Cédric fit la moue. « N'importe quoi. »

« C'est ce qu'on verra. » répondit Pansy, en souriant malicieusement, « Essaye juste de ne pas te faire piéger dès la première Tâche, ça serait dommage. »

Et là, Cédric ne put s'empêcher de lui faire un geste particulièrement puéril… Il lui tira la langue.

« Oh oui très mature bravo. » commenta Pansy, « Rappelle-moi qui a dix-sept ans déjà ? »
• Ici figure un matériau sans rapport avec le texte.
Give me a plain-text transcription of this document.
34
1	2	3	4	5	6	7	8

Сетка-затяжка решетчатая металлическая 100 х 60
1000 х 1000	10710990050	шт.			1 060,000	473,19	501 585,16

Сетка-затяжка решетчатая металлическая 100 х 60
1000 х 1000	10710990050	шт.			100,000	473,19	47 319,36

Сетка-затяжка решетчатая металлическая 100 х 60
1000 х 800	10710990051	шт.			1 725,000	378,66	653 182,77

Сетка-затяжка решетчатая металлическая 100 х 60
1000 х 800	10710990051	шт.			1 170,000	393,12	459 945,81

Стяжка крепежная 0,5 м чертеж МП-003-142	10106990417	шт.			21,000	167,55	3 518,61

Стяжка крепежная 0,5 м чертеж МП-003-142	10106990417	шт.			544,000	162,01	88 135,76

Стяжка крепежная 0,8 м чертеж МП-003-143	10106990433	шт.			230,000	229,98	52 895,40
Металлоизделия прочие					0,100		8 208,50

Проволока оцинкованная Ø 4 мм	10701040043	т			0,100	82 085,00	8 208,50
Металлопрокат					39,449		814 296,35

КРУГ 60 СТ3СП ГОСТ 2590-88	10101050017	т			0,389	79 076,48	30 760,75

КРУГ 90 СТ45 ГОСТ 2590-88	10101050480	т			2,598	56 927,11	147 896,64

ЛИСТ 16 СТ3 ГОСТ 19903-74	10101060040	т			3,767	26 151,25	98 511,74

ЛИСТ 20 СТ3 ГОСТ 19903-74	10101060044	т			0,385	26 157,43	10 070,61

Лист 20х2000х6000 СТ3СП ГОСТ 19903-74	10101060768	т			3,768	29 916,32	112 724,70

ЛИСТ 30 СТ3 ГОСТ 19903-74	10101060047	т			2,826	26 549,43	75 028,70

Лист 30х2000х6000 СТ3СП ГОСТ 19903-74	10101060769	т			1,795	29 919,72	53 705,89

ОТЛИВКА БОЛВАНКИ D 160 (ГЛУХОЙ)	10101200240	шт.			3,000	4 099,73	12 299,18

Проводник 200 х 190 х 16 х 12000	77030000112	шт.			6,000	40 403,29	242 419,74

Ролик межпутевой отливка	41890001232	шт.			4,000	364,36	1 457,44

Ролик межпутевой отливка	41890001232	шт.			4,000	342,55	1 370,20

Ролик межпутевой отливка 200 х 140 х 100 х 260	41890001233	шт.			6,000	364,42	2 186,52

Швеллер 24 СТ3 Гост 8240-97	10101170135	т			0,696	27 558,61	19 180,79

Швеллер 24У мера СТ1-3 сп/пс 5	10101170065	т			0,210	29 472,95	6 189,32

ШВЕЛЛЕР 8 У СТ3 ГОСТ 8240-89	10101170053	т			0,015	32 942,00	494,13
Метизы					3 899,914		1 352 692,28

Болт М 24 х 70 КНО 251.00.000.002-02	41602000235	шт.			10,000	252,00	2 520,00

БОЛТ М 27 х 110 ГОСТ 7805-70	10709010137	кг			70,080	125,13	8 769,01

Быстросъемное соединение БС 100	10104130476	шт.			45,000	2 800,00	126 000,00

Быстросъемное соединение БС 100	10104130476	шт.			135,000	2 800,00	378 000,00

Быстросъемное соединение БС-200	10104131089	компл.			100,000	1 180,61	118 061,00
Cédric plissa les yeux, mais ne parvint pas à rester sérieux et éclata de rire. Pansy esquissa un sourire.

Puis le silence retomba, tandis qu'ils observaient tous les deux le lac.

~Pansy ~

Pansy écarquilla les yeux de surprise en sentant quelque chose se reposait sur son épaule et rougit en se rendant compte que ce quelque chose n'était qu'autre que la tête de Cédric.

Pansy esquissa un sourire, remplie de tendresse, tandis qu'elle observait le visage endormi et serein du Hufflepuff. Cédric devait certainement être très fatigué, pour se laisser aller ainsi. Le fait d'avoir été désigné champion avait dû le maintenir réveillé toute la nuit.

« Il va avoir mal au cou quand il se réveillera. » songea Pansy, mais elle n'eut pas le cœur de le réveiller pour lui conseiller de dormir dans un lit et non sur un banc avec l'épaule de Pansy en guise de coussin.

Elle pouvait sentir sa chaleur contre elle et frissonnait légèrement tandis que son souffle venait effleurer son cou.

~PPCD~

[Après le bal de Noël, cf : chap 57, après le baiser entre Pansy et Draco]

Pansy tourna au bout du couloir afin de s'assurer que Draco ne pouvait plus la voir et s'appuya contre le mur le plus proche. Prenant une profonde inspiration, elle secoua la tête pour se retirer les images de Chang et Cédric dansant ensemble, ou ensemble tout court. Elle se dirigea alors jusqu'à son dortoir et ouvrit son armoire. Là, elle loucha sur une robe qu'elle avait accrochée en évidence.

C'était la robe qu'elle avait prévu de porter… C'était la robe qu'elle porterait si elle avait été au bal avec Cédric.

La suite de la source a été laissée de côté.